Sabato nació el 24 de junio de 1911, hijo de Francesco Sabato y Giovanna Maria Ferrari, inmigrantes, quienes se radicaron en Rojas al llegar a la Argentina; dueño de una panadería y un molino harinero, Francesco Sabato logró una pequeña fortuna con la que pudo darles una educación a sus once hijos; Ernesto fue el décimo de ellos, y recibió de su madre el mismo nombre que su hermano inmediatamente mayor, fallecido a los dos años. La niñez de Sabato estuvo signada por la violencia y el miedo que le inspiraba el padre, y por la protección de su madre: Sabato caracterizaba a su infancia como una etapa oscura, de introversión y pesadillas; había sido un chico reacio al juego, había sufrido sonambulismo.

A los 13 años, se instaló solo en la ciudad de La Plata para estudiar en el Colegio Nacional Rafael Hernández de la UNLP. El primer año en el colegio fue emocionalmente difícil: en aquellos días grises, de inadecuación y soledad, sintió que la demostración de un teorema lo rescataba de sus tribulaciones. “Uno busca lo que no tiene: yo no tenía orden, y busqué el orden porque no lo tenía -dijo años después, en una entrevista-. Y el orden por excelencia es el orden de las matemáticas”.

Al terminar el secundario ingresó en la Facultad de Ciencias Físico Matemáticas de la Universidad Nacional de La Plata y en 1930 se afilió a la Federación Juvenil Comunista. Luego del golpe de Uriburu en septiembre de ese año fue perseguido por sus ideas de izquierda: dejó la universidad y pasó a la clandestinidad junto con Matilde Kusminsky-Richter, quien fue más tarde su mujer y madre de los dos hijos de la pareja. Luego de un tiempo en París -donde se dice que escribió su primera obra de ficción, llamada entonces La fuente muda– Sabato volvió a la Argentina en 1936, se casó con Matilde y retomó los estudios de ciencia. Se graduó como Doctor en Ciencias Físico Matemáticas en 1938, el mismo año en que nació su primer hijo, Jorge Federico.

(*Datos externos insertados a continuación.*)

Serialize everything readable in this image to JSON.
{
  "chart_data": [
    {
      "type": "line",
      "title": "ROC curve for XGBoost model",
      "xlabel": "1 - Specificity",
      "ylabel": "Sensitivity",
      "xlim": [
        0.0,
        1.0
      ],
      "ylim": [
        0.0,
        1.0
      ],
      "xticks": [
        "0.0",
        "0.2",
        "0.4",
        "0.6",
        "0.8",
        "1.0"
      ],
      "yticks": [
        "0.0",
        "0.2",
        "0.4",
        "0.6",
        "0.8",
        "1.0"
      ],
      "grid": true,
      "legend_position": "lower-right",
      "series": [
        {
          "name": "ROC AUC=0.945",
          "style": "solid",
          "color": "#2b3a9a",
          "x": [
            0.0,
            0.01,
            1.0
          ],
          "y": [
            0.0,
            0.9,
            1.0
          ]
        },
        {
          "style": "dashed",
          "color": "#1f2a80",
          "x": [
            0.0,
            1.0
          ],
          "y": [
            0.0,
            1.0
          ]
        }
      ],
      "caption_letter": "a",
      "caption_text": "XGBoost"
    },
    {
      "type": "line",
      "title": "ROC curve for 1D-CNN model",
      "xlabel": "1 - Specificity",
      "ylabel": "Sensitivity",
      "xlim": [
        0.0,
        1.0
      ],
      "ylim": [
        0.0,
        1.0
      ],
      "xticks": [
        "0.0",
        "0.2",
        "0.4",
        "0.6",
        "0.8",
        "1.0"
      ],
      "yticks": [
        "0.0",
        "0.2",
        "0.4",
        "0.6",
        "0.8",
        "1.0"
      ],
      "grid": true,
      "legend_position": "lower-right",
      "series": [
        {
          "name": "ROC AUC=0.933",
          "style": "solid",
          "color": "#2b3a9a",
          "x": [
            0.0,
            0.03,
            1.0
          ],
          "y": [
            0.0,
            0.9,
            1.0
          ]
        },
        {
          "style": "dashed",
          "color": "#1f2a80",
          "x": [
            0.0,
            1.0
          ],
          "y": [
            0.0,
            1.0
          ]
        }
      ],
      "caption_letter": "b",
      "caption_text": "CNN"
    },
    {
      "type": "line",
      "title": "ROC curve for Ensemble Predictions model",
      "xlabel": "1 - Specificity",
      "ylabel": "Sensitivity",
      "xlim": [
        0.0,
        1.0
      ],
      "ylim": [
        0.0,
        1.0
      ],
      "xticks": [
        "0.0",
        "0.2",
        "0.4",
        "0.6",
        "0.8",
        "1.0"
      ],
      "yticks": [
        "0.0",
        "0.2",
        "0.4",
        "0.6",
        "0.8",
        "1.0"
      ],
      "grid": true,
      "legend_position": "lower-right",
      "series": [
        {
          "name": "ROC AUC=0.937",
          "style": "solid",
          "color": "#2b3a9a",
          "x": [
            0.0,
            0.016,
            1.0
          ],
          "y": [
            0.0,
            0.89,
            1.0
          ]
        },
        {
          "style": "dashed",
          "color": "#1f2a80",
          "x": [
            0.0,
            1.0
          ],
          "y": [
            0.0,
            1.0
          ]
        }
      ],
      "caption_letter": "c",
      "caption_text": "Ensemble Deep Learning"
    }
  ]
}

Con una beca para trabajar y estudiar en el Instituto Madame Curie de París -gestionada por Bernardo Houssay-, Sabato se instaló en la capital francesa con su mujer y su pequeño hijo: durante el día se dedicaba a las radiaciones atómicas y por la noche renacía su vocación literaria. “Durante ese tiempo de antagonismos, por la mañana me sepultaba entre electrómetros y probetas, y anochecía en los bares, con los delirantes surrealistas”, contó en Antes del fin, su libro de memorias de 1998. Después de una breve estancia en el MIT, en Estados Unidos, volvió en 1941 a la Argentina, convencido ya de abandonar la ciencia y dedicarse a la literatura; antes de hacerlo definitivamente trabajó como astrofísico y docente en cursos de doctorado en la UNLP, para cumplir con quienes le habían otorgado la beca en Francia.

Finalmente en 1945 se volcó de lleno a la literatura: ese año se difundió su obra Uno y el universo, nació su segundo hijo -Mario Sabato, el director de cine- y se instaló con su familia en Santos Lugares, en la mítica casa donde vivió y escribió durante todo el resto de su vida. El túnel, novela publicada en 1948, recibió críticas entusiastas de Albert Camus, quien la hizo traducir por Gallimard al francés. En 1961 se dio a conocer la novela que le dio fama internacional: Sobre héroes y tumbas. Otros trece años después, en 1974, llegó su tercera y última novela, Abaddón el exterminador.

Los numerosos premios en la Argentina y en el extranjero, las publicaciones de sus artículos y de sus ensayos, se vieron momentáneamente interrumpidos en 1984, cuando su histórica postura contraria a cualquier clase de autoritarismo lo llevó a presidir la Comisión Nacional sobre Desaparición de Personas (CONADEP) que redactó el Nunca más, también conocido como Informe Sabato. Ese mismo año Enesto Sabato recibió el prestigio Premio Miguel de Cervantes de Literatura. «Un simple mortal, tierno, desamparado, andariego -dijo en su discurso refiriéndose al Quijote, tal vez autorreferencialmente-, el hombre que alguna vez dijo que por la libertad, así como por la honra, se puede y se debe aventurar la vida».